Distributed algorithms for peer -to -peer systems
In recent years, peer-to-peer (P2P) systems have emerged as a powerful networking paradigm that allows sharing of a multitude of resources at the edge of the Internet in a completely distributed manner. The unprecedented large scale of P2P systems demands novel algorithmic solutions to overcome important challenges posed by such systems. Although file sharing is still the most prevalent P2P application, a plethora of applications—some of them yet to be discovered—can profit from the P2P paradigm. In this thesis, we present the design and evaluation of distributed algorithms for four problems related to resource management, distributed computation, and data location and replication in P2P systems.
We first discuss the problem of incorporating locality in distributed hash tables (DHTs), a common way of implementing structured P2P networks. We propose a two-level overlay P2P network in which a global overlay provides an information repository for operation and maintenance of local overlays and directs peers to local overlays. A local overlay acts as a locality-aware cache for the global overlay, grouping peers close together in the underlying network. Local overlays are constructed by exploiting the structure of the Internet as Autonomous Systems (ASs). We present a detailed experimental study that demonstrates performance gains in response time of up to 50% compared to a single overlay. Our contributions also include efficient distributed algorithms for maintaining local overlays in the presence of node arrivals and departures.
As a second problem, we explore the geometry of a DHT—the way in which neighbors and routes are chosen in the DHT—to build a P2P system for decomposing high dimensional binary matrices, called PQ UESTER. Binary matrix decomposition can be seen as a preprocessing phase for more expensive data mining techniques, or it can provide patterns that can be directly interpreted in more specific scenarios. In PQ UESTER, peers compute rank-one approximations of their local matrices and go through consolidation phases to achieve global rank-one approximations. In the consolidation phase, peers find patterns that are similar and that can be merged together to achieve a common rank-one approximation across multiple peers. We show, through extensive experimentation, that PQ UESTER achieves levels of precision and recall similar to a serial implementation, while discovering just a few extra patterns. Our experiments also show that PQUESTER achieves significant levels of speedup, while preserving the load balanced on the peers.
Several characteristics of unstructured P2P networks, e.g. topology flexibility, have led to their adoption in many file-sharing applications. Unfortunately, guaranteed location of shared content is not supported in such networks. We present a simple but highly effective protocol for object location that gives probabilistic guarantees of finding even rare objects in the network. The protocol relies on randomized techniques for replication of objects (or their references) and for query propagation. We prove analytically, and demonstrate experimentally, that our scheme provides high probabilistic guarantees of success, while incurring minimal overhead.

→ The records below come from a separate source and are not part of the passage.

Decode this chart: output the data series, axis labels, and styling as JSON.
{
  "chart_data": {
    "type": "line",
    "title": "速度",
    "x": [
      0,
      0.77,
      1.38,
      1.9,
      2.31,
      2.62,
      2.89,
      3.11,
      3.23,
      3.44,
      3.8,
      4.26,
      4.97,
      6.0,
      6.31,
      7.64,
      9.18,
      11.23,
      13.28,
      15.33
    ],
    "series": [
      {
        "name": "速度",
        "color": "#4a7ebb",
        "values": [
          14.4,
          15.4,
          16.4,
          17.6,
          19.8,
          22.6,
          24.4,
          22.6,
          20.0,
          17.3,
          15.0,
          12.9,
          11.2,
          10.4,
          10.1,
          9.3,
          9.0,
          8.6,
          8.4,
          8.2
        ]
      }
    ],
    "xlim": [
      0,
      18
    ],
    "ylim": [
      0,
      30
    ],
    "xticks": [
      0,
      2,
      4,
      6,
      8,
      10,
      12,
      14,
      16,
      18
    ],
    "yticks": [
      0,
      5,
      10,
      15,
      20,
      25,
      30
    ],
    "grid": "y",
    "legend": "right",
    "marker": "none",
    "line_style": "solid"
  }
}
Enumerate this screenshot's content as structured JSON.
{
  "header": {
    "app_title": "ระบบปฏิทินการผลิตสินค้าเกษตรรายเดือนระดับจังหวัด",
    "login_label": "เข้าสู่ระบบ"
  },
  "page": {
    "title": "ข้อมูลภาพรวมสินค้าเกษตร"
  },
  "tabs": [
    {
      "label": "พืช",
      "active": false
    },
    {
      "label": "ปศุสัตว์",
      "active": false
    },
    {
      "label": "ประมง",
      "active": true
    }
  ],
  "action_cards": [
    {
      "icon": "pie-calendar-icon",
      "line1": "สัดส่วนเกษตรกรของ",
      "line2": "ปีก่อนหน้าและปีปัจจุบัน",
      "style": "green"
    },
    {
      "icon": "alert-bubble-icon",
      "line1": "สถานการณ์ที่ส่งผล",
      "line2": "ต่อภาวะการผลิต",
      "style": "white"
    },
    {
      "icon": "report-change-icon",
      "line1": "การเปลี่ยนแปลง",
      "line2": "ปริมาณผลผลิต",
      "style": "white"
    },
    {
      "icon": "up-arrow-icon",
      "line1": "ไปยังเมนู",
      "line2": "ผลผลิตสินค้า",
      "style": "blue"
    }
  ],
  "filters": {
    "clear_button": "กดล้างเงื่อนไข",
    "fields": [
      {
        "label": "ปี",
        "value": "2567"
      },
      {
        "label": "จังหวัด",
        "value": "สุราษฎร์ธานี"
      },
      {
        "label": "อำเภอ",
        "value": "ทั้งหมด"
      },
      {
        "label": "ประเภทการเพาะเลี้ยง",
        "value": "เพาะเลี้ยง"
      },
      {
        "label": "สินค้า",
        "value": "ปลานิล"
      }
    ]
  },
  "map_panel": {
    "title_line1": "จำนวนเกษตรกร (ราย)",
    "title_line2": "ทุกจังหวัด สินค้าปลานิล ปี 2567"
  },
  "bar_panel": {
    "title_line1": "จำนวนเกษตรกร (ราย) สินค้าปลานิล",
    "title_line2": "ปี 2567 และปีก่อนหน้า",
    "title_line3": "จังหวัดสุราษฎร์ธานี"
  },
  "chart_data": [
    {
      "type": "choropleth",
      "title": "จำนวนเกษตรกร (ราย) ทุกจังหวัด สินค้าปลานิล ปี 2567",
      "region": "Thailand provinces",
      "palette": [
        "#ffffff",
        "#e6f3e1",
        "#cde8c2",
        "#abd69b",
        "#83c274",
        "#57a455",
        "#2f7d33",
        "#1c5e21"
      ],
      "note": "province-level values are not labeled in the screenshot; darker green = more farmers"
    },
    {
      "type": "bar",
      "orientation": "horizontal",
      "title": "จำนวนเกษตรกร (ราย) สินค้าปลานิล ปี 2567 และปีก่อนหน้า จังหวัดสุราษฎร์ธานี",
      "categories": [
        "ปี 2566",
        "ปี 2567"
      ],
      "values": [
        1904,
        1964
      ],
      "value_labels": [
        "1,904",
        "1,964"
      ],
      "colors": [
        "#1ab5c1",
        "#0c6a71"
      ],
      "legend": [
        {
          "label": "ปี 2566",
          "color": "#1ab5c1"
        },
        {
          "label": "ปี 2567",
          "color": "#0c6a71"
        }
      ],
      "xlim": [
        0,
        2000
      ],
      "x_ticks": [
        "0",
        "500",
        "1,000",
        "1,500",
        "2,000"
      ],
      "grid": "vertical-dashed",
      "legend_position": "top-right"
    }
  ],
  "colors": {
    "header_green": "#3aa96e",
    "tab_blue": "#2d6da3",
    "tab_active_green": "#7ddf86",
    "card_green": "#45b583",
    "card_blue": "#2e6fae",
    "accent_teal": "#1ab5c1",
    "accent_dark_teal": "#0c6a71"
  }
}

Distributed P2P storage systems rely on voluntary participation of peers to effectively manage a storage pool. If disk space on these peers is not carefully monitored and provisioned, the system may not be able to provide availability for certain files. In particular, identification and elimination of redundant data are important problems that may arise in long-lived systems. We address the problem of duplicate elimination in the context of systems connected over an unstructured P2P network in which there is no a priori binding between an object and its location. We present two randomized protocols to solve this problem in a scalable and decentralized fashion that do not compromise availability requirements of the application. Performance results, using both large-scale simulations and a prototype built on PlanetLab, demonstrate that the protocols provide high probabilistic guarantees of success, while incurring minimal administrative overheads.